On Thu, 2019-03-28 at 13:30 -0600, Erich E. Hoover wrote:
On Thu, Mar 28, 2019 at 10:38 AM Hans Leidekker hans@codeweavers.com wrote:
On Thu, 2019-03-28 at 07:58 -0600, Erich E. Hoover wrote:
... How do you think we should handle "regular" symlinks that don't have our magic string? Conceivably we could use the magic string just for junction points and auto-detect relative and absolute symlinks.
One reason this can't work is that there are two types of symlinks on Windows: file symlinks and directory symlinks. You have to specify which type you want when you create them because the target doesn't have to exist.
We have to pick something for non-Wine symlinks, unless you want to always treat them as regular (non-reparse point) files? Treating regular symlinks as NT Symlinks seem like the easiest choice, since they support both file and directory symlinks.
You wouldn't be able to report their type correctly if the target doesn't exist.
... The way that I'm currently doing it is creating a temporary hidden directory (.winelink.XXXXXX) and putting the symlink inside that folder. ...
That temporary directory can still be seen, right?

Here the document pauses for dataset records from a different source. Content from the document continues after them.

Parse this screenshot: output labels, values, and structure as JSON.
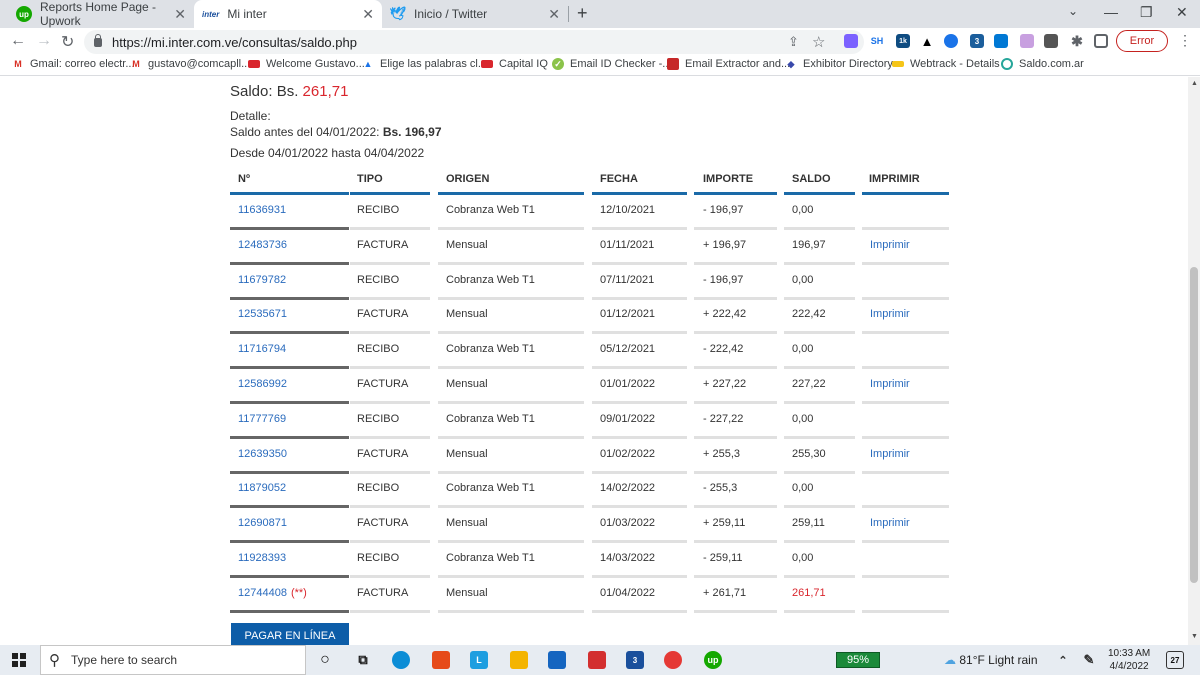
{
  "tabs": [
    {
      "title": "Reports Home Page - Upwork",
      "icon": "upwork-icon",
      "active": false
    },
    {
      "title": "Mi inter",
      "icon": "inter-icon",
      "active": true
    },
    {
      "title": "Inicio / Twitter",
      "icon": "twitter-icon",
      "active": false
    }
  ],
  "inter_favicon_text": "inter",
  "upwork_favicon_text": "up",
  "address": "https://mi.inter.com.ve/consultas/saldo.php",
  "toolbar": {
    "sh_label": "SH",
    "badge_1k": "1k",
    "badge_3": "3",
    "error_label": "Error"
  },
  "bookmarks": [
    {
      "label": "Gmail: correo electr...",
      "icon": "gmail-icon"
    },
    {
      "label": "gustavo@comcapll...",
      "icon": "gmail-icon"
    },
    {
      "label": "Welcome Gustavo...",
      "icon": "flag-icon"
    },
    {
      "label": "Elige las palabras cl...",
      "icon": "google-ads-icon"
    },
    {
      "label": "Capital IQ",
      "icon": "flag-icon"
    },
    {
      "label": "Email ID Checker -...",
      "icon": "checkmark-icon"
    },
    {
      "label": "Email Extractor and...",
      "icon": "extractor-icon"
    },
    {
      "label": "Exhibitor Directory",
      "icon": "exhibitor-icon"
    },
    {
      "label": "Webtrack - Details",
      "icon": "webtrack-icon"
    },
    {
      "label": "Saldo.com.ar",
      "icon": "saldo-icon"
    }
  ],
  "saldo": {
    "label": "Saldo: Bs.",
    "amount": "261,71"
  },
  "detalle_label": "Detalle:",
  "saldo_antes_label": "Saldo antes del 04/01/2022:",
  "saldo_antes_value": "Bs. 196,97",
  "periodo": "Desde 04/01/2022 hasta 04/04/2022",
  "table": {
    "headers": [
      "Nº",
      "TIPO",
      "ORIGEN",
      "FECHA",
      "IMPORTE",
      "SALDO",
      "IMPRIMIR"
    ],
    "rows": [
      {
        "num": "11636931",
        "flag": "",
        "tipo": "RECIBO",
        "origen": "Cobranza Web T1",
        "fecha": "12/10/2021",
        "importe": "- 196,97",
        "saldo": "0,00",
        "imprimir": ""
      },
      {
        "num": "12483736",
        "flag": "",
        "tipo": "FACTURA",
        "origen": "Mensual",
        "fecha": "01/11/2021",
        "importe": "+ 196,97",
        "saldo": "196,97",
        "imprimir": "Imprimir"
      },
      {
        "num": "11679782",
        "flag": "",
        "tipo": "RECIBO",
        "origen": "Cobranza Web T1",
        "fecha": "07/11/2021",
        "importe": "- 196,97",
        "saldo": "0,00",
        "imprimir": ""
      },
      {
        "num": "12535671",
        "flag": "",
        "tipo": "FACTURA",
        "origen": "Mensual",
        "fecha": "01/12/2021",
        "importe": "+ 222,42",
        "saldo": "222,42",
        "imprimir": "Imprimir"
      },
      {
        "num": "11716794",
        "flag": "",
        "tipo": "RECIBO",
        "origen": "Cobranza Web T1",
        "fecha": "05/12/2021",
        "importe": "- 222,42",
        "saldo": "0,00",
        "imprimir": ""
      },
      {
        "num": "12586992",
        "flag": "",
        "tipo": "FACTURA",
        "origen": "Mensual",
        "fecha": "01/01/2022",
        "importe": "+ 227,22",
        "saldo": "227,22",
        "imprimir": "Imprimir"
      },
      {
        "num": "11777769",
        "flag": "",
        "tipo": "RECIBO",
        "origen": "Cobranza Web T1",
        "fecha": "09/01/2022",
        "importe": "- 227,22",
        "saldo": "0,00",
        "imprimir": ""
      },
      {
        "num": "12639350",
        "flag": "",
        "tipo": "FACTURA",
        "origen": "Mensual",
        "fecha": "01/02/2022",
        "importe": "+ 255,3",
        "saldo": "255,30",
        "imprimir": "Imprimir"
      },
      {
        "num": "11879052",
        "flag": "",
        "tipo": "RECIBO",
        "origen": "Cobranza Web T1",
        "fecha": "14/02/2022",
        "importe": "- 255,3",
        "saldo": "0,00",
        "imprimir": ""
      },
      {
        "num": "12690871",
        "flag": "",
        "tipo": "FACTURA",
        "origen": "Mensual",
        "fecha": "01/03/2022",
        "importe": "+ 259,11",
        "saldo": "259,11",
        "imprimir": "Imprimir"
      },
      {
        "num": "11928393",
        "flag": "",
        "tipo": "RECIBO",
        "origen": "Cobranza Web T1",
        "fecha": "14/03/2022",
        "importe": "- 259,11",
        "saldo": "0,00",
        "imprimir": ""
      },
      {
        "num": "12744408",
        "flag": "(**)",
        "tipo": "FACTURA",
        "origen": "Mensual",
        "fecha": "01/04/2022",
        "importe": "+ 261,71",
        "saldo": "261,71",
        "imprimir": ""
      }
    ]
  },
  "pagar_label": "PAGAR EN LÍNEA",
  "colors": {
    "accent": "#1a6aa8",
    "link": "#2a6bbd",
    "alert": "#d9262d",
    "button": "#0d5da8"
  },
  "taskbar": {
    "search_placeholder": "Type here to search",
    "battery": "95%",
    "weather": "81°F  Light rain",
    "time": "10:33 AM",
    "date": "4/4/2022",
    "mail_badge": "3",
    "notif_badge": "27",
    "l_app": "L",
    "up_app": "up"
  }
}
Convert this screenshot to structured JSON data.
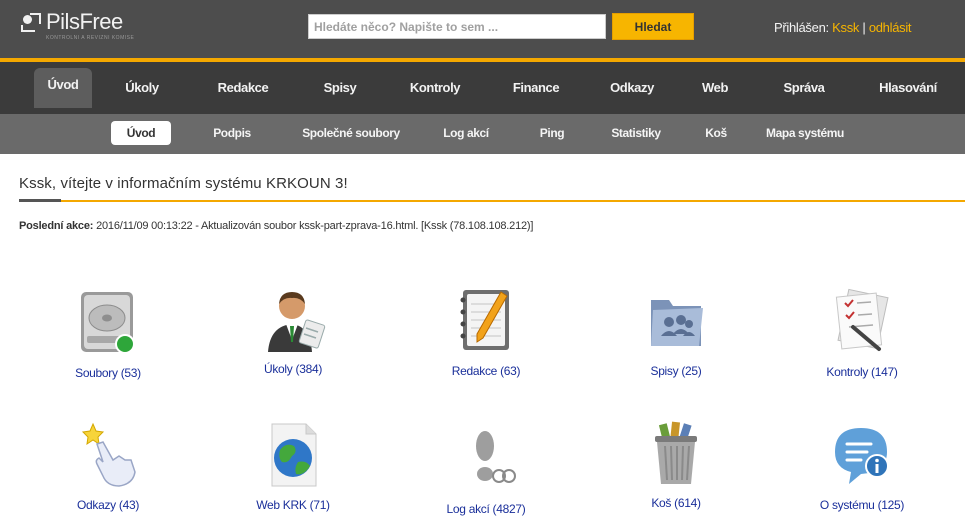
{
  "header": {
    "logo_text": "PilsFree",
    "logo_subtitle": "KONTROLNI A REVIZNI KOMISE",
    "search_placeholder": "Hledáte něco? Napište to sem ...",
    "search_button": "Hledat",
    "login_prefix": "Přihlášen: ",
    "login_user": "Kssk",
    "login_separator": " | ",
    "logout_label": "odhlásit"
  },
  "main_nav": {
    "items": [
      {
        "label": "Úvod",
        "active": true
      },
      {
        "label": "Úkoly"
      },
      {
        "label": "Redakce"
      },
      {
        "label": "Spisy"
      },
      {
        "label": "Kontroly"
      },
      {
        "label": "Finance"
      },
      {
        "label": "Odkazy"
      },
      {
        "label": "Web"
      },
      {
        "label": "Správa"
      },
      {
        "label": "Hlasování"
      }
    ]
  },
  "sub_nav": {
    "items": [
      {
        "label": "Úvod",
        "active": true
      },
      {
        "label": "Podpis"
      },
      {
        "label": "Společné soubory"
      },
      {
        "label": "Log akcí"
      },
      {
        "label": "Ping"
      },
      {
        "label": "Statistiky"
      },
      {
        "label": "Koš"
      },
      {
        "label": "Mapa systému"
      }
    ]
  },
  "content": {
    "welcome": "Kssk, vítejte v informačním systému KRKOUN 3!",
    "last_action_label": "Poslední akce:",
    "last_action_text": " 2016/11/09 00:13:22 - Aktualizován soubor kssk-part-zprava-16.html. [Kssk (78.108.108.212)]"
  },
  "tiles": [
    {
      "label": "Soubory (53)",
      "icon": "hard-drive-icon"
    },
    {
      "label": "Úkoly (384)",
      "icon": "businessman-icon"
    },
    {
      "label": "Redakce (63)",
      "icon": "notepad-pencil-icon"
    },
    {
      "label": "Spisy (25)",
      "icon": "folder-users-icon"
    },
    {
      "label": "Kontroly (147)",
      "icon": "checklist-icon"
    },
    {
      "label": "Odkazy (43)",
      "icon": "pointing-hand-icon"
    },
    {
      "label": "Web KRK (71)",
      "icon": "globe-page-icon"
    },
    {
      "label": "Log akcí (4827)",
      "icon": "footprint-icon"
    },
    {
      "label": "Koš (614)",
      "icon": "trash-bin-icon"
    },
    {
      "label": "O systému (125)",
      "icon": "info-bubble-icon"
    }
  ],
  "colors": {
    "accent": "#f4a800",
    "header_bg": "#4d4d4d",
    "nav_bg": "#3b3b3b",
    "subnav_bg": "#6a6a6a",
    "link": "#1a2f9a"
  }
}
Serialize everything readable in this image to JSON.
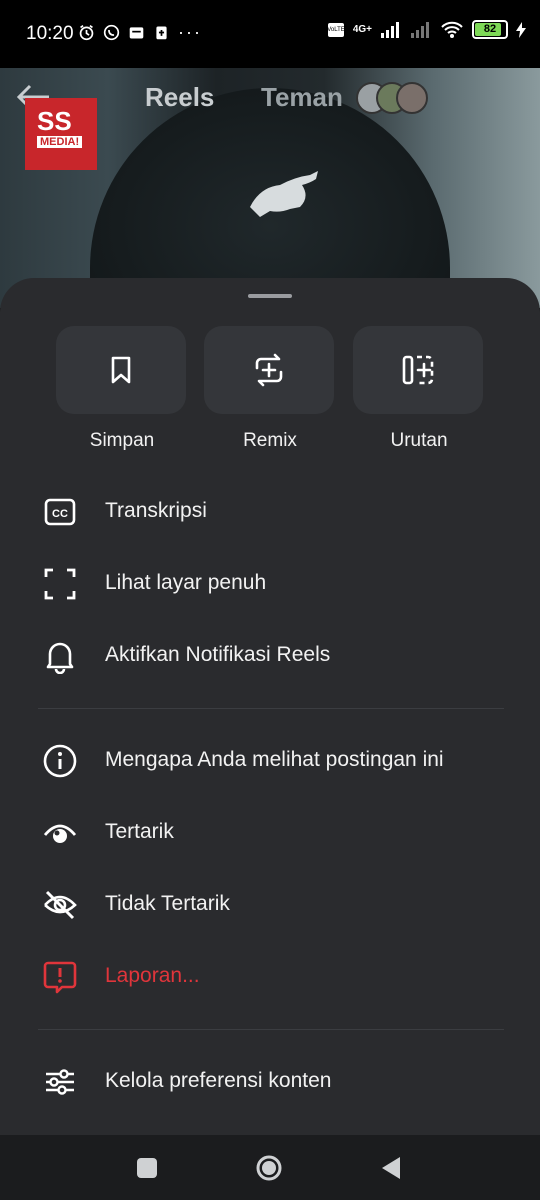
{
  "status_bar": {
    "time": "10:20",
    "network": "4G+",
    "battery": "82"
  },
  "header": {
    "tab_reels": "Reels",
    "tab_friends": "Teman",
    "logo_text": "SS",
    "logo_subtext": "MEDIA!"
  },
  "quick_actions": [
    {
      "label": "Simpan",
      "icon": "bookmark-icon"
    },
    {
      "label": "Remix",
      "icon": "remix-icon"
    },
    {
      "label": "Urutan",
      "icon": "sequence-icon"
    }
  ],
  "menu": {
    "group1": [
      {
        "label": "Transkripsi",
        "icon": "closed-captions-icon"
      },
      {
        "label": "Lihat layar penuh",
        "icon": "fullscreen-icon"
      },
      {
        "label": "Aktifkan Notifikasi Reels",
        "icon": "bell-icon"
      }
    ],
    "group2": [
      {
        "label": "Mengapa Anda melihat postingan ini",
        "icon": "info-icon"
      },
      {
        "label": "Tertarik",
        "icon": "eye-icon"
      },
      {
        "label": "Tidak Tertarik",
        "icon": "eye-off-icon"
      },
      {
        "label": "Laporan...",
        "icon": "report-icon"
      }
    ],
    "group3": [
      {
        "label": "Kelola preferensi konten",
        "icon": "sliders-icon"
      }
    ]
  },
  "colors": {
    "sheet_bg": "#2a2b2e",
    "danger": "#e0353b",
    "tile_bg": "#34363a"
  }
}
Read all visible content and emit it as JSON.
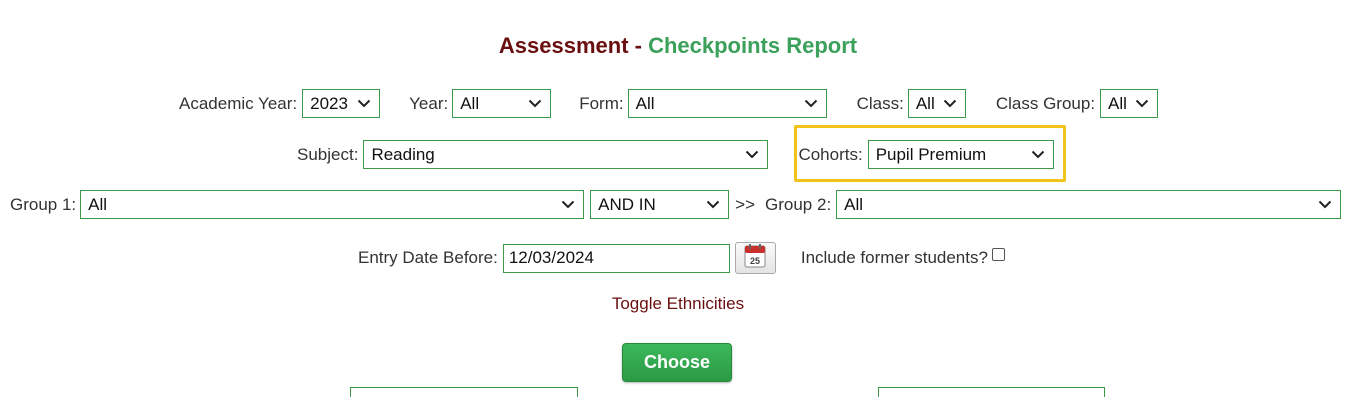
{
  "title": {
    "part1": "Assessment - ",
    "part2": "Checkpoints Report"
  },
  "filters": {
    "academic_year": {
      "label": "Academic Year:",
      "value": "2023"
    },
    "year": {
      "label": "Year:",
      "value": "All"
    },
    "form": {
      "label": "Form:",
      "value": "All"
    },
    "class": {
      "label": "Class:",
      "value": "All"
    },
    "class_group": {
      "label": "Class Group:",
      "value": "All"
    },
    "subject": {
      "label": "Subject:",
      "value": "Reading"
    },
    "cohorts": {
      "label": "Cohorts:",
      "value": "Pupil Premium"
    },
    "group1": {
      "label": "Group 1:",
      "value": "All"
    },
    "operator": {
      "value": "AND IN"
    },
    "arrow": ">>",
    "group2": {
      "label": "Group 2:",
      "value": "All"
    },
    "entry_date": {
      "label": "Entry Date Before:",
      "value": "12/03/2024"
    },
    "calendar_day": "25",
    "include_former": {
      "label": "Include former students?"
    }
  },
  "toggle_ethnicities": "Toggle Ethnicities",
  "choose_button": "Choose",
  "colors": {
    "accent_green": "#3aa05a",
    "title_maroon": "#6a0f0f",
    "highlight": "#f2c318"
  }
}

Yes, though it wouldn't be too terrible to completely hide it (rather than just "dot" hide it).
My testing shows that creating a symlink fails when the link name exists, so I don't see why you need renameat2(RENAME_EXCHANGE) here.
Are you talking about kernel32:? I'm working with ntdll:DeviceIoControl(), which requires an existing handle and is, presumably, used to implement CreateSymbolicLink.
I see. So I guess CreateSymbolicLink would call CreateFile(linkname, CREATE_NEW) and then call DeviceIoControl(FSCTL_SET_REPARSE_POINT) with that handle.